In the venerable Journal of Political Economy, Peter T. Leeson has staked himself out a spell-binding, yarn-twisting, plank-walking bit of analysis on the problem of how a passel of cutthroats could pillage and plunder and maintain cohesion and order while doing so. Why should, in short, a gang of sea-jackals not just rip each other’s throats out? The same question can, and has, been asked of other violent criminal enterprises, but the classical piracy of the late 17th and early 18th centuries has some notable and unusual characteristics.
The multinational and multiracial pirate crews of these ships were often made up of sailors who had abandoned the merchant marine.

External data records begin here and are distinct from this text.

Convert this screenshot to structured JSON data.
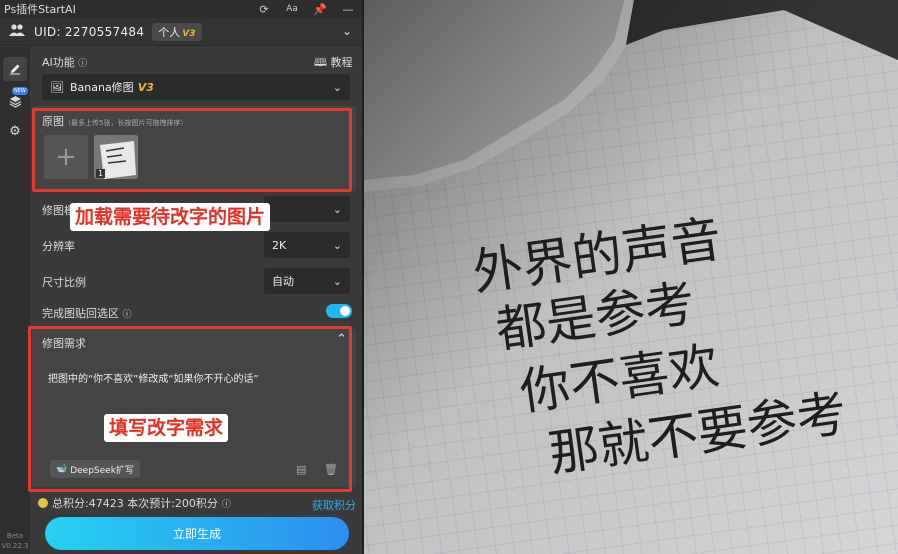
{
  "titlebar": {
    "title": "Ps插件StartAI",
    "icons": [
      "refresh-icon",
      "font-size-icon",
      "pin-icon",
      "minimize-icon"
    ]
  },
  "user": {
    "uid_label": "UID: 2270557484",
    "plan": "个人",
    "plan_version": "V3"
  },
  "sidebar": {
    "items": [
      "edit-icon",
      "layers-icon",
      "gear-icon"
    ],
    "new_tag": "NEW",
    "beta_label": "Beta",
    "version": "V0.22.3"
  },
  "ai_function": {
    "label": "AI功能",
    "tutorial_label": "教程",
    "selected": "Banana修图",
    "selected_version": "V3"
  },
  "source": {
    "label": "原图",
    "hint": "（最多上传5张，长按图片可拖拽排序）",
    "image_count": "1"
  },
  "mode_row": {
    "label": "修图模式"
  },
  "resolution": {
    "label": "分辨率",
    "value": "2K"
  },
  "aspect": {
    "label": "尺寸比例",
    "value": "自动"
  },
  "paste_back": {
    "label": "完成图贴回选区",
    "enabled": true
  },
  "requirement": {
    "label": "修图需求",
    "text": "把图中的“你不喜欢”修改成“如果你不开心的话”",
    "deepseek_label": "DeepSeek扩写"
  },
  "footer": {
    "points_text": "总积分:47423  本次预计:200积分",
    "get_points": "获取积分",
    "generate": "立即生成"
  },
  "callouts": {
    "upload": "加载需要待改字的图片",
    "requirement": "填写改字需求"
  },
  "note_lines": [
    "外界的声音",
    "都是参考",
    "你不喜欢",
    "那就不要参考"
  ],
  "colors": {
    "accent": "#23b7f2",
    "callout_red": "#e23a2e",
    "version_gold": "#e8b341"
  }
}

Merchant ships were usually hellholes for sailors, who were under the complete control of their captains. On pirate ships, in contrast, the captain was another pirate, elected to the post. He had absolute command in battle, but much less so at other times.

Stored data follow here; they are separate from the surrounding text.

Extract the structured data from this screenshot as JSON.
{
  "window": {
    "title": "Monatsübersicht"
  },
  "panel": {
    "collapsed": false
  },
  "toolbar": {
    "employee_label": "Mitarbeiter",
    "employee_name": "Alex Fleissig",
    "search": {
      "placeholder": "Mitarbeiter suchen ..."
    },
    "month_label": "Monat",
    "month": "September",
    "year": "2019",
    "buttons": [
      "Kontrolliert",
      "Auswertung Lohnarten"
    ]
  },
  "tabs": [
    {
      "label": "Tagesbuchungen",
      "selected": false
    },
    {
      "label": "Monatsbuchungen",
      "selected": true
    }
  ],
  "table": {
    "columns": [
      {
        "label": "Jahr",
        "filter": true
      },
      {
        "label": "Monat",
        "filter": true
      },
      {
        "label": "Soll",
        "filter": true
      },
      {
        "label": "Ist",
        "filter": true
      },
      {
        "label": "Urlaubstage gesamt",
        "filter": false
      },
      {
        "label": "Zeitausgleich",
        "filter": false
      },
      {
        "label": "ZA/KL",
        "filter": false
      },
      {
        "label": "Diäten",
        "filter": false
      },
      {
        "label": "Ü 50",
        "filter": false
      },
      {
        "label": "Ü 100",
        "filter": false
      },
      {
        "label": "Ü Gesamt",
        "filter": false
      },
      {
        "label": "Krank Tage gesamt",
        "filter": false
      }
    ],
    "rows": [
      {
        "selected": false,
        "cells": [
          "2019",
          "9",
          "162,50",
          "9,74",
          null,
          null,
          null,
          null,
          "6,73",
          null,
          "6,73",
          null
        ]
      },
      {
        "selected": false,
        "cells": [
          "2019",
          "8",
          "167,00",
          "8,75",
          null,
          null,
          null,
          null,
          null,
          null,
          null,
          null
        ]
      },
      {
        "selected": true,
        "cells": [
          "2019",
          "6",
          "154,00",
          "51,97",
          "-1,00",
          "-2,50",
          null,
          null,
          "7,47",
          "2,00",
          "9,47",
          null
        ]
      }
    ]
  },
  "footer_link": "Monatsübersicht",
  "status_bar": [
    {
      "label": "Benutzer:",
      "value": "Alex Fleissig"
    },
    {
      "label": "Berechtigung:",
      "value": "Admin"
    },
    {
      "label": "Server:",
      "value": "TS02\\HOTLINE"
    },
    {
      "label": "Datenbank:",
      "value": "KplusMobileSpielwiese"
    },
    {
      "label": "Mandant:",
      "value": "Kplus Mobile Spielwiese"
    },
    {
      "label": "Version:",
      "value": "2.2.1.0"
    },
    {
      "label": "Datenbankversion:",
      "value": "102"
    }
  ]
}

Indeed, pirate organization was something like a bicameral legislature, since crews also elected quartermasters, who distributed provisions, divided prizes, and administered discipline, things normally the easily exploitable purview of merchant captains.
Leeson argues this form of checks and balances predated all similar land-based divided government models. There’s no evidence that pirate organization inspired things like the U.S. Constitution, but it’s a very suggestive parallel: Pirate crews also had written constitutions, “articles of agreement,” which usually included provisions of insurance for those wounded in battle (“for the loss of a right arm, 600 pieces of eight or six slaves”). Even anarchy, after all, requires agreement.
So why wasn’t every sailor a pirate? For starters, piracy was a hanging offense, and navies, especially the British, ruthlessly suppressed the practice. Also, this democratic, progressive paradise was predicated on murder, rape, slavery, and theft. Not everyone’s measure of grog: those scurvy dogs really were scurvy dogs.
One quibble. Leeson’s obviously a landlubber. It’s not “arrgh,” an exclamation of dissatisfaction or pain, but “arrr!” an affirmation, that belongs in his punning title.
This blog, you won’t be surprised to learn, has been rated Arrr!